Intuitively, yes, but the answer will vary depending on who you ask. There are many people who are particularly wary of Big Tech’s surveillance and opt out of social media or using a smartphone at all—but this, too, reflects its own kind of privilege. The livelihood of an UberEats driver, on the other hand, relies on the locational, targeted advertising of our age. A low-income single mother may appreciate targeted ads for diapers on sale—maybe they even serve as a helpful reminder. Who gets to opt out of surveillance capitalism? Rich people have the right to be forgotten, but people working multiple jobs, older people unfamiliar with technology, and working immigrants may not have the luxury of free time to look into how their data is being shared and how to avoid giving it up. “The right to opt out of these things implies that you were fairly secure in what you're doing,” Sieber said.
Facebook and Google may not just be exploiting your penchant for high-waisted jeans—they could be exploiting traumatic events in your life. Anything is fair game to these companies; they can give you ads about next steps to take after having a miscarriage, or how to cope with the death of a loved one.

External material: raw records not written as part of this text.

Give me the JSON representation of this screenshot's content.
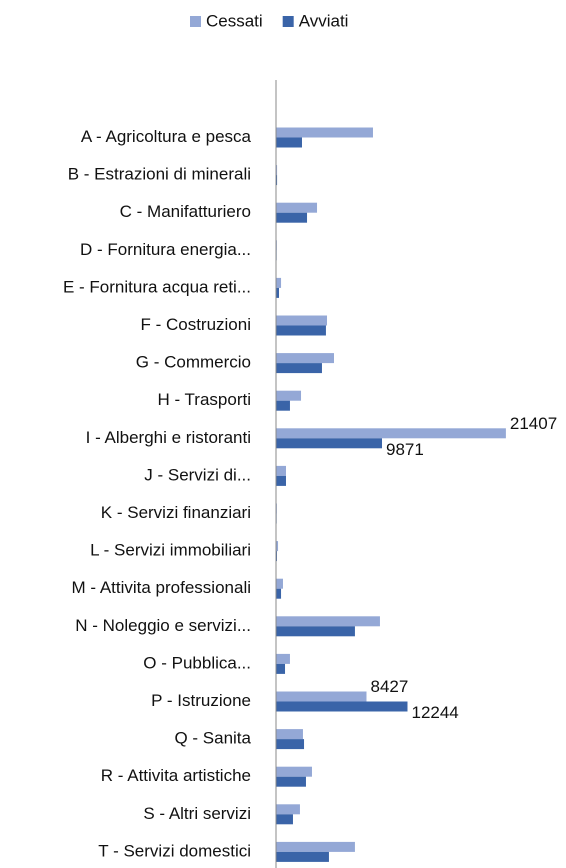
{
  "chart_data": {
    "type": "bar",
    "orientation": "horizontal",
    "categories": [
      "A - Agricoltura e pesca",
      "B - Estrazioni di minerali",
      "C - Manifatturiero",
      "D - Fornitura energia...",
      "E - Fornitura acqua reti...",
      "F - Costruzioni",
      "G - Commercio",
      "H - Trasporti",
      "I - Alberghi e ristoranti",
      "J - Servizi di...",
      "K - Servizi finanziari",
      "L - Servizi immobiliari",
      "M - Attivita professionali",
      "N - Noleggio e servizi...",
      "O - Pubblica...",
      "P - Istruzione",
      "Q - Sanita",
      "R - Attivita artistiche",
      "S - Altri servizi",
      "T - Servizi domestici"
    ],
    "series": [
      {
        "name": "Cessati",
        "color": "#94a8d6",
        "values": [
          9030,
          100,
          3820,
          80,
          470,
          4750,
          5400,
          2330,
          21407,
          930,
          80,
          190,
          650,
          9680,
          1300,
          8427,
          2510,
          3350,
          2230,
          7350
        ]
      },
      {
        "name": "Avviati",
        "color": "#3a64a8",
        "values": [
          2420,
          100,
          2890,
          60,
          280,
          4650,
          4280,
          1300,
          9871,
          930,
          60,
          90,
          470,
          7350,
          840,
          12244,
          2610,
          2790,
          1580,
          4930
        ]
      }
    ],
    "data_labels_at": [
      8,
      15
    ],
    "xlim": [
      0,
      23000
    ],
    "legend": "top"
  }
}
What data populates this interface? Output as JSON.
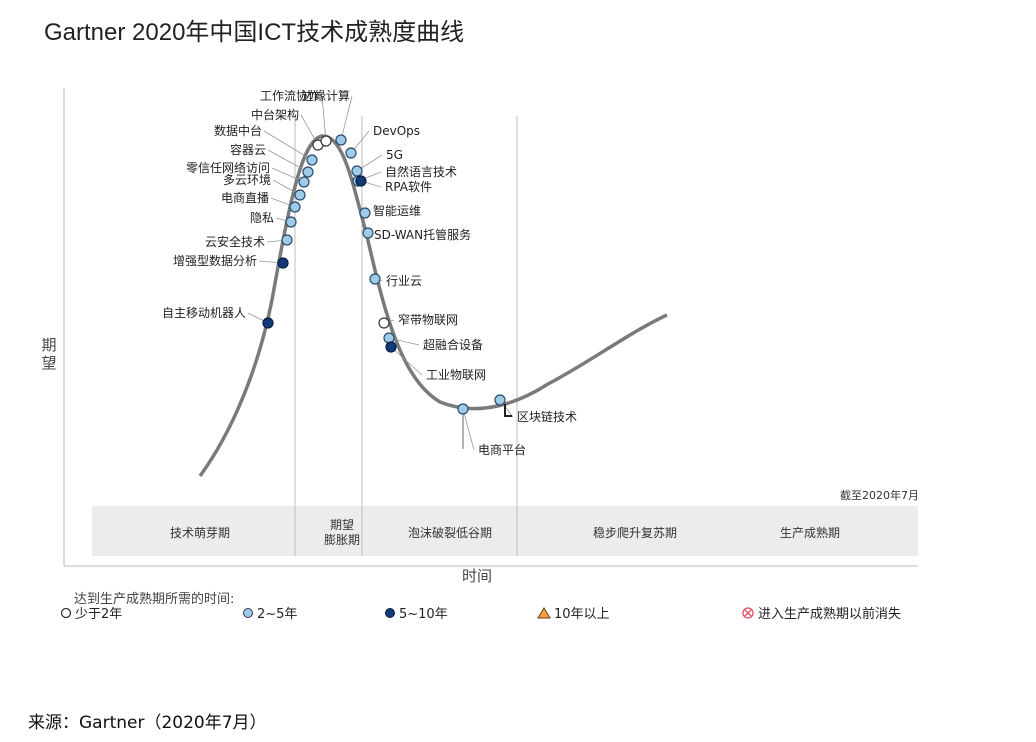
{
  "title": "Gartner 2020年中国ICT技术成熟度曲线",
  "source": "来源：Gartner（2020年7月）",
  "chart_data": {
    "type": "hype-cycle",
    "title": "Gartner 2020年中国ICT技术成熟度曲线",
    "xlabel": "时间",
    "ylabel": "期望",
    "as_of": "截至2020年7月",
    "phases": [
      "技术萌芽期",
      "期望膨胀期",
      "泡沫破裂低谷期",
      "稳步爬升复苏期",
      "生产成熟期"
    ],
    "phase_labels": [
      "技术萌芽期",
      "期望\n膨胀期",
      "泡沫破裂低谷期",
      "稳步爬升复苏期",
      "生产成熟期"
    ],
    "legend_title": "达到生产成熟期所需的时间:",
    "legend": [
      {
        "key": "lt2",
        "label": "少于2年",
        "shape": "circle",
        "color": "#ffffff"
      },
      {
        "key": "2to5",
        "label": "2~5年",
        "shape": "circle",
        "color": "#9fcbea"
      },
      {
        "key": "5to10",
        "label": "5~10年",
        "shape": "circle",
        "color": "#123a78"
      },
      {
        "key": "gt10",
        "label": "10年以上",
        "shape": "triangle",
        "color": "#f0a040"
      },
      {
        "key": "obsolete",
        "label": "进入生产成熟期以前消失",
        "shape": "crossed-circle",
        "color": "#e05060"
      }
    ],
    "technologies": [
      {
        "name": "自主移动机器人",
        "phase": "技术萌芽期",
        "time": "5to10"
      },
      {
        "name": "增强型数据分析",
        "phase": "技术萌芽期",
        "time": "5to10"
      },
      {
        "name": "云安全技术",
        "phase": "技术萌芽期",
        "time": "2to5"
      },
      {
        "name": "隐私",
        "phase": "技术萌芽期",
        "time": "2to5"
      },
      {
        "name": "电商直播",
        "phase": "技术萌芽期",
        "time": "2to5"
      },
      {
        "name": "多云环境",
        "phase": "技术萌芽期",
        "time": "2to5"
      },
      {
        "name": "零信任网络访问",
        "phase": "技术萌芽期",
        "time": "2to5"
      },
      {
        "name": "容器云",
        "phase": "技术萌芽期",
        "time": "2to5"
      },
      {
        "name": "数据中台",
        "phase": "技术萌芽期",
        "time": "2to5"
      },
      {
        "name": "中台架构",
        "phase": "期望膨胀期",
        "time": "lt2"
      },
      {
        "name": "工作流协作",
        "phase": "期望膨胀期",
        "time": "lt2"
      },
      {
        "name": "边缘计算",
        "phase": "期望膨胀期",
        "time": "2to5"
      },
      {
        "name": "DevOps",
        "phase": "期望膨胀期",
        "time": "2to5"
      },
      {
        "name": "5G",
        "phase": "泡沫破裂低谷期",
        "time": "2to5"
      },
      {
        "name": "自然语言技术",
        "phase": "泡沫破裂低谷期",
        "time": "2to5"
      },
      {
        "name": "RPA软件",
        "phase": "泡沫破裂低谷期",
        "time": "5to10"
      },
      {
        "name": "智能运维",
        "phase": "泡沫破裂低谷期",
        "time": "2to5"
      },
      {
        "name": "SD-WAN托管服务",
        "phase": "泡沫破裂低谷期",
        "time": "2to5"
      },
      {
        "name": "行业云",
        "phase": "泡沫破裂低谷期",
        "time": "2to5"
      },
      {
        "name": "窄带物联网",
        "phase": "泡沫破裂低谷期",
        "time": "lt2"
      },
      {
        "name": "超融合设备",
        "phase": "泡沫破裂低谷期",
        "time": "2to5"
      },
      {
        "name": "工业物联网",
        "phase": "泡沫破裂低谷期",
        "time": "5to10"
      },
      {
        "name": "电商平台",
        "phase": "泡沫破裂低谷期",
        "time": "2to5"
      },
      {
        "name": "区块链技术",
        "phase": "泡沫破裂低谷期",
        "time": "2to5"
      }
    ]
  }
}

Racial and demographic biases are also built into marketing algorithms, so opportunities for employment or financial advancement may target certain groups and not others. Ads even cater to stereotypes of a certain group’s purported interests—women tend to get less political content on Facebook than men, for example. Political echo chambers of misinformation, as we’ve seen with the COVID-19 anti-vaccine movement, can push those who are teetering on the ideological brink into an abyss of misinformation. In many instances, right-wing lobbies have even funded ads spreading scientific inaccuracies.

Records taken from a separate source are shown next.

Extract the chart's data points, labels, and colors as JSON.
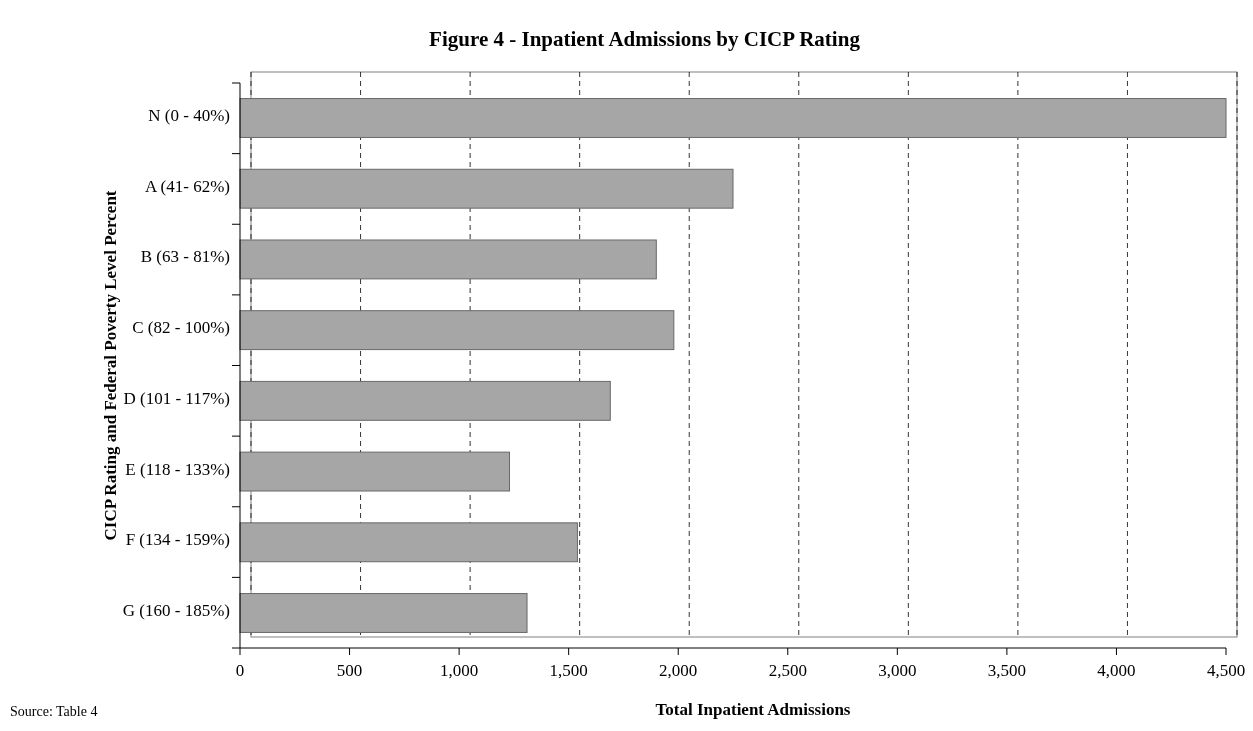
{
  "chart_data": {
    "type": "bar",
    "orientation": "horizontal",
    "title": "Figure 4 - Inpatient Admissions by CICP Rating",
    "xlabel": "Total Inpatient Admissions",
    "ylabel": "CICP Rating and Federal Poverty Level Percent",
    "categories": [
      "N  (0 - 40%)",
      "A  (41- 62%)",
      "B  (63 - 81%)",
      "C  (82 - 100%)",
      "D  (101 - 117%)",
      "E  (118 - 133%)",
      "F  (134 - 159%)",
      "G  (160 - 185%)"
    ],
    "values": [
      4500,
      2250,
      1900,
      1980,
      1690,
      1230,
      1540,
      1310
    ],
    "color": "#a6a6a6",
    "xlim": [
      0,
      4500
    ],
    "xticks": [
      {
        "value": 0,
        "label": "0"
      },
      {
        "value": 500,
        "label": "500"
      },
      {
        "value": 1000,
        "label": "1,000"
      },
      {
        "value": 1500,
        "label": "1,500"
      },
      {
        "value": 2000,
        "label": "2,000"
      },
      {
        "value": 2500,
        "label": "2,500"
      },
      {
        "value": 3000,
        "label": "3,000"
      },
      {
        "value": 3500,
        "label": "3,500"
      },
      {
        "value": 4000,
        "label": "4,000"
      },
      {
        "value": 4500,
        "label": "4,500"
      }
    ],
    "grid": "x",
    "line_style": "dashed",
    "annotations": [
      "Source:  Table 4"
    ]
  }
}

As with many other forms of activism, individual actions like buying flip phones and deleting your Instagram account aren’t enough to bring down Big Tech because these companies will still hold the power to track and control everyone else. There must be limits and regulations set at the structural level to protect user privacy for those who want it, and greater transparency for those who are not privileged enough to be internet-literate. The trade-off between greater corporate surveillance and everyday convenience is currently placed on individual users rather than governments. “[I]t's on us to figure out whether we want to be inconvenienced,” Sieber said.
According to Turcotte, the era of granular behavioural profiling based on browsing data might be coming to an end. Indeed, Google announced that it would be phasing out third-party cookie tracking on its Chrome browser by the end of 2023. Thanks to consumer protection laws and bolstered data privacy laws, tech companies and advertising agencies like Turko will have less to work with going forward. It seems that mid-sized and small companies will have to pivot toward brand loyalty through email lists and personalized offers.

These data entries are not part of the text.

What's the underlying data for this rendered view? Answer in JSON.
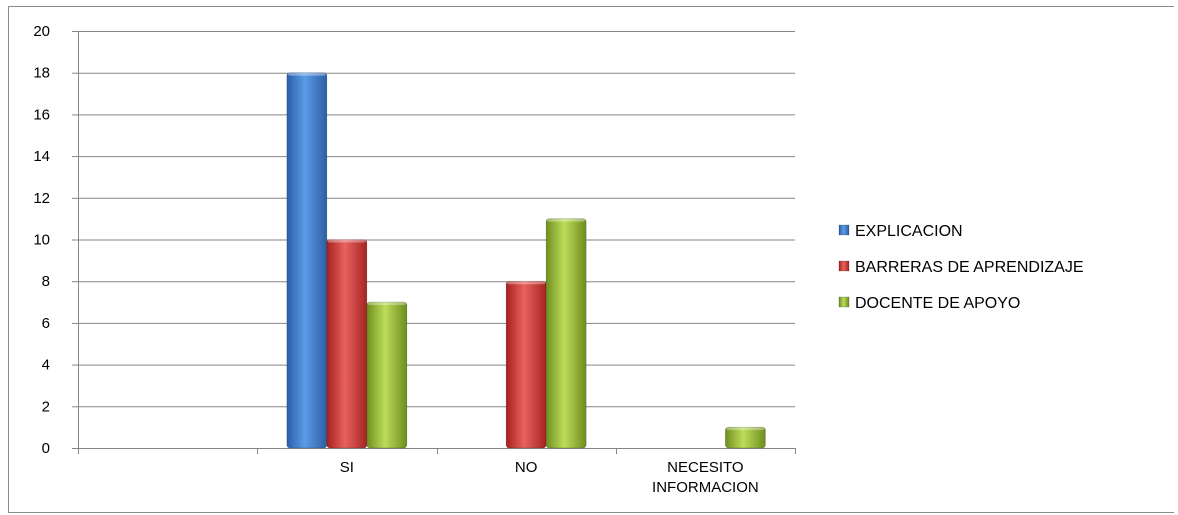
{
  "chart_data": {
    "type": "bar",
    "categories": [
      "",
      "SI",
      "NO",
      "NECESITO INFORMACION"
    ],
    "category_label_lines": [
      [
        ""
      ],
      [
        "SI"
      ],
      [
        "NO"
      ],
      [
        "NECESITO",
        "INFORMACION"
      ]
    ],
    "series": [
      {
        "name": "EXPLICACION",
        "values": [
          null,
          18,
          null,
          null
        ],
        "color": "#3f7fd0"
      },
      {
        "name": "BARRERAS DE APRENDIZAJE",
        "values": [
          null,
          10,
          8,
          null
        ],
        "color": "#d64542"
      },
      {
        "name": "DOCENTE DE APOYO",
        "values": [
          null,
          7,
          11,
          1
        ],
        "color": "#9bc23c"
      }
    ],
    "y_ticks": [
      0,
      2,
      4,
      6,
      8,
      10,
      12,
      14,
      16,
      18,
      20
    ],
    "ylim": [
      0,
      20
    ],
    "grid": true,
    "legend_position": "right"
  }
}
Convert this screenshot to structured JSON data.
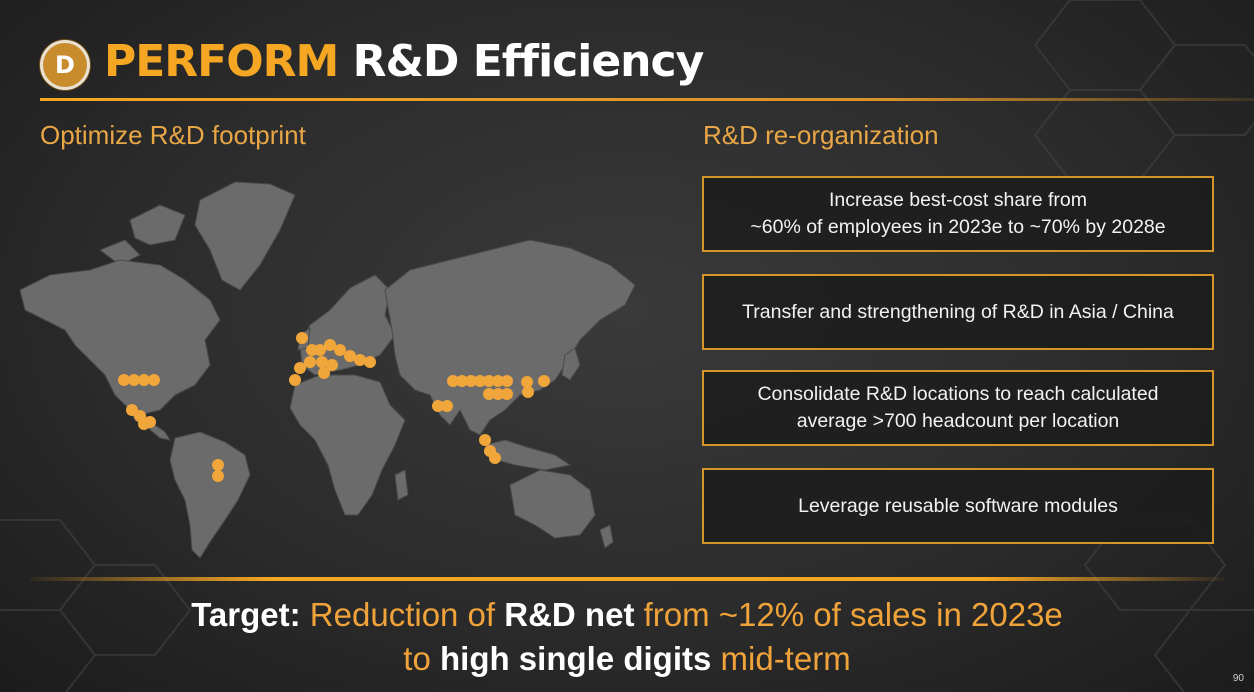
{
  "header": {
    "badge_letter": "D",
    "title_highlight": "PERFORM",
    "title_rest": "R&D Efficiency"
  },
  "left": {
    "heading": "Optimize R&D footprint"
  },
  "right": {
    "heading": "R&D re-organization",
    "boxes": [
      "Increase best-cost share from\n~60% of employees in 2023e to ~70% by 2028e",
      "Transfer and strengthening of R&D in Asia / China",
      "Consolidate R&D locations to reach calculated\naverage >700 headcount per location",
      "Leverage reusable software modules"
    ]
  },
  "target": {
    "label": "Target:",
    "p1": "Reduction of",
    "b1": "R&D net",
    "p2": "from ~12% of sales in 2023e",
    "p3": "to",
    "b2": "high single digits",
    "p4": "mid-term"
  },
  "page_number": "90",
  "colors": {
    "accent": "#f5a623",
    "map_land": "#6b6b6b",
    "dot": "#f0a63a"
  },
  "map": {
    "marker_icon": "location-dot-icon"
  }
}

“We’re going [away] from tracking user actions,” Turcotte said. “If you look further into the future, you won’t know whether a person [...] clicked on that page or went here.”
But with billions of dollars in their coffers, companies like Google and Apple will always be poised to win the battle of digital privacy and can take advantage of all the legal loopholes to get there.
As for my own interaction with websites that exploit my data, I’m not sure where to go from here as a consumer. I went through all of the “interests” that Facebook had collected on me and removed every single one. I turned off tracking on Twitter, I disabled sharing between apps on my iPhone. But I still have trouble explaining why I truly care about companies using my data to sell me products. I don’t think that keeping my data off the grid will improve my life, but it calls into question the idea of free will. What does it mean to want something when all your wants and needs are fed to you? After all, I did end up buying that shampoo.
What kind of person does that make me? I guess you’ll have to look at my targeted ads.